Enrique gripped his smartphone more firmly as he leaned forward on the bench.
"Although no charges were ever officially made in the case, insiders have noted that the family was connected to influential lawyers at the time. A house staff member claims she 'never was the same after that night. It triggered the killer instinct in her back then."
He stopped reading.
It was too much. Too fast.
Enrique looked at the screen as if it would right itself. As if her name was not its headliner. This was some kind of cruel joke.
But it wasn't.
He felt heavy.
It wasn't from the practice, but from the weight of what he'd read: Sweat started to bead at his temple.

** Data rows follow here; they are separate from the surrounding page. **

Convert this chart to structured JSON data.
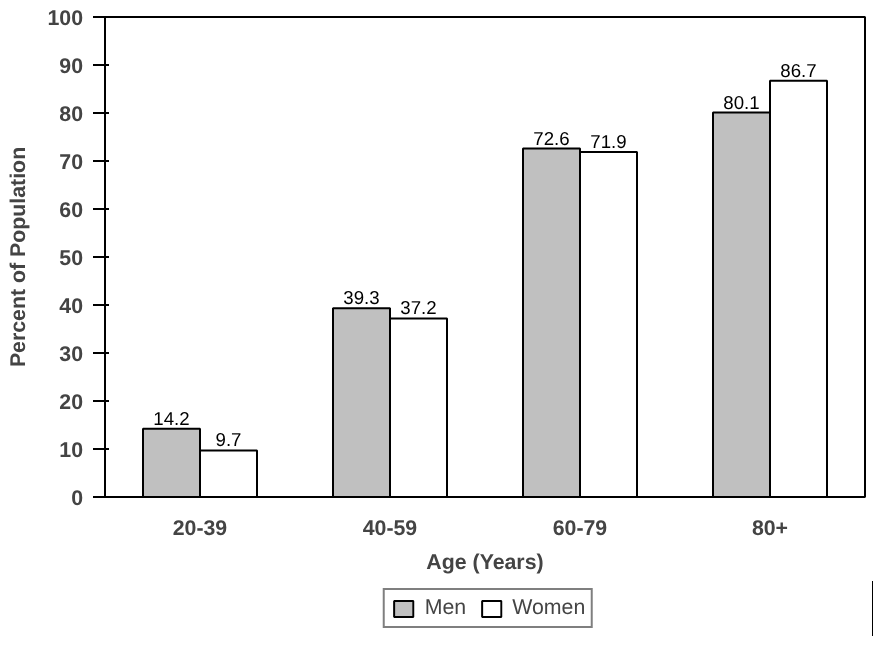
{
  "chart_data": {
    "type": "bar",
    "xlabel": "Age (Years)",
    "ylabel": "Percent of Population",
    "categories": [
      "20-39",
      "40-59",
      "60-79",
      "80+"
    ],
    "series": [
      {
        "name": "Men",
        "color": "#c0c0c0",
        "values": [
          14.2,
          39.3,
          72.6,
          80.1
        ]
      },
      {
        "name": "Women",
        "color": "#ffffff",
        "values": [
          9.7,
          37.2,
          71.9,
          86.7
        ]
      }
    ],
    "ylim": [
      0,
      100
    ],
    "yticks": [
      0,
      10,
      20,
      30,
      40,
      50,
      60,
      70,
      80,
      90,
      100
    ],
    "data_labels": true,
    "legend": "bottom",
    "grid": false
  }
}
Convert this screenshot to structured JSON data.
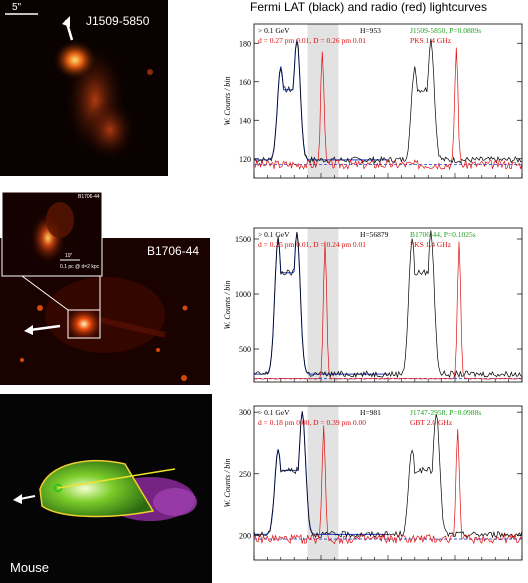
{
  "figure_title": "Fermi LAT (black) and radio (red) lightcurves",
  "images": [
    {
      "label": "J1509-5850",
      "scale_label": "5\""
    },
    {
      "label": "B1706-44",
      "inset_label": "B1706-44",
      "inset_scale": "10\"",
      "inset_scale2": "0.1 pc @ d=2 kpc"
    },
    {
      "label": "Mouse"
    }
  ],
  "chart_data": [
    {
      "type": "line",
      "ylabel": "W. Counts / bin",
      "ylim": [
        110,
        190
      ],
      "yticks": [
        120,
        140,
        160,
        180
      ],
      "annotations": {
        "energy": "> 0.1 GeV",
        "h": "H=953",
        "pulsar": "J1509-5850, P=0.0889s",
        "dd": "d = 0.27 pm 0.01, D = 0.26 pm 0.01",
        "radio": "PKS 1.4 GHz"
      },
      "background_level": 117,
      "gamma_peaks": [
        {
          "phase": 0.2,
          "height": 168
        },
        {
          "phase": 0.32,
          "height": 182
        }
      ],
      "radio_peak": {
        "phase": 0.51,
        "height": 178
      }
    },
    {
      "type": "line",
      "ylabel": "W. Counts / bin",
      "ylim": [
        200,
        1600
      ],
      "yticks": [
        500,
        1000,
        1500
      ],
      "annotations": {
        "energy": "> 0.1 GeV",
        "h": "H=56879",
        "pulsar": "B1706-44, P=0.1025s",
        "dd": "d = 0.25 pm 0.01, D = 0.24 pm 0.01",
        "radio": "PKS 1.4 GHz"
      },
      "background_level": 230,
      "gamma_peaks": [
        {
          "phase": 0.18,
          "height": 1500
        },
        {
          "phase": 0.32,
          "height": 1560
        }
      ],
      "radio_peak": {
        "phase": 0.53,
        "height": 1480
      }
    },
    {
      "type": "line",
      "ylabel": "W. Counts / bin",
      "ylim": [
        180,
        305
      ],
      "yticks": [
        200,
        250,
        300
      ],
      "annotations": {
        "energy": "> 0.1 GeV",
        "h": "H=981",
        "pulsar": "J1747-2958, P=0.0988s",
        "dd": "d = 0.18 pm 0.00, D = 0.39 pm 0.00",
        "radio": "GBT 2.0 GHz"
      },
      "background_level": 197,
      "gamma_peaks": [
        {
          "phase": 0.18,
          "height": 270
        },
        {
          "phase": 0.36,
          "height": 300
        }
      ],
      "radio_peak": {
        "phase": 0.52,
        "height": 290
      }
    }
  ]
}
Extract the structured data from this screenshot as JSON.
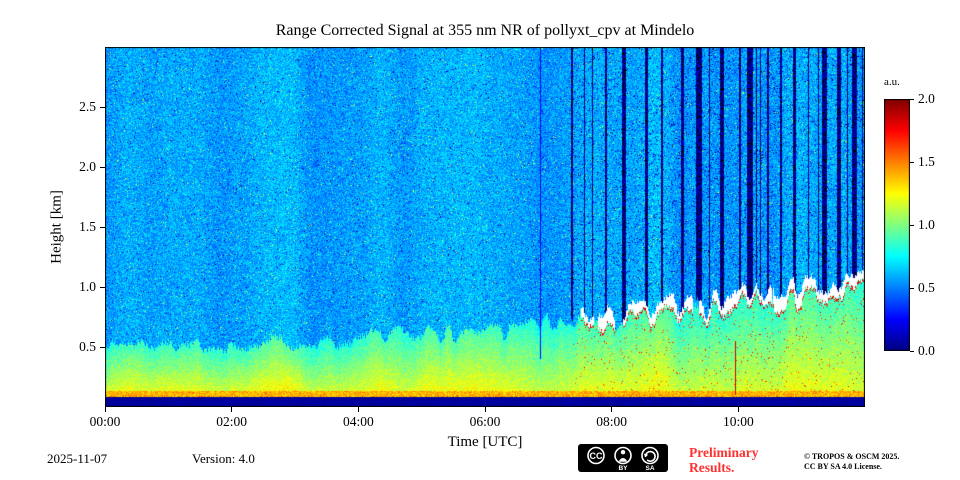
{
  "footer": {
    "date": "2025-11-07",
    "version": "Version: 4.0",
    "preliminary": {
      "line1": "Preliminary",
      "line2": "Results.",
      "color": "#ff3131"
    },
    "license": {
      "line1": "© TROPOS & OSCM 2025.",
      "line2": "CC BY SA 4.0 License."
    },
    "cc_badge": {
      "text_by": "BY",
      "text_sa": "SA",
      "icons": [
        "cc-icon",
        "person-icon",
        "share-alike-icon"
      ]
    }
  },
  "chart_data": {
    "type": "heatmap",
    "title": "Range Corrected Signal at 355 nm NR of pollyxt_cpv at Mindelo",
    "xlabel": "Time [UTC]",
    "ylabel": "Height [km]",
    "x_ticks": [
      "00:00",
      "02:00",
      "04:00",
      "06:00",
      "08:00",
      "10:00"
    ],
    "x_tick_hours": [
      0,
      2,
      4,
      6,
      8,
      10
    ],
    "x_range_hours": [
      0,
      12
    ],
    "y_ticks": [
      "0.5",
      "1.0",
      "1.5",
      "2.0",
      "2.5"
    ],
    "y_tick_values": [
      0.5,
      1.0,
      1.5,
      2.0,
      2.5
    ],
    "y_range_km": [
      0,
      3
    ],
    "grid": false,
    "legend_position": "none",
    "colorbar": {
      "label": "a.u.",
      "ticks": [
        "0.0",
        "0.5",
        "1.0",
        "1.5",
        "2.0"
      ],
      "tick_values": [
        0,
        0.5,
        1.0,
        1.5,
        2.0
      ],
      "range": [
        0,
        2
      ],
      "colormap": "jet",
      "over_color": "#ffffff"
    },
    "features": {
      "description": "Lidar quicklook heatmap: noisy teal free troposphere (~0.55 a.u.); green convective boundary layer rising from ~0.5 km at 00:00 UTC to ~1.0 km by 11:00 UTC; dark low-signal overlap band below ~0.08 km topped by a bright yellow near-surface band (~1.4 a.u.); from ~07:20 UTC broken clouds at 0.65-1.1 km produce saturated white cloud bases with red fringes and dark attenuated (blue/black) columns above them.",
      "seed": 1337,
      "background_mean": 0.58,
      "background_noise": 0.14,
      "surface_dark_value": 0.06,
      "surface_dark_top_km": 0.085,
      "near_surface_bright_value": 1.4,
      "near_surface_bright_top_km": 0.13,
      "boundary_layer": {
        "height_km_start": 0.52,
        "height_km_end": 1.0,
        "value_mean": 1.05,
        "spike_amplitude_km": 0.12
      },
      "clouds": {
        "start_hour": 7.35,
        "end_hour": 11.97,
        "base_km_min": 0.65,
        "base_km_max": 1.1,
        "attenuated_value": 0.03,
        "saturated_value": 2.3
      },
      "thin_stripe_hours": [
        6.87
      ],
      "red_line_hour": 9.95
    }
  }
}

A fleeting thought of her face crossed his mind. The way she watched people. The way she never flinched.
Now, her everything seemed different. Distant. As if he had been in a room with a lit fuse and couldn't even feel it.
Was it true?
All of it? Or none of it?
And even worse—why was he not feeling shocked?
A hint at the whisper of his brain.
A whisper from instinct.
There was some intensity about her, some way that she held herself and never had to raise her voice to seem threatening.
Enrique turned to the phone one last time.
"She's always been one step ahead."
He couldn't tell anymore if it was fear crawling up his spine—or something else entirely.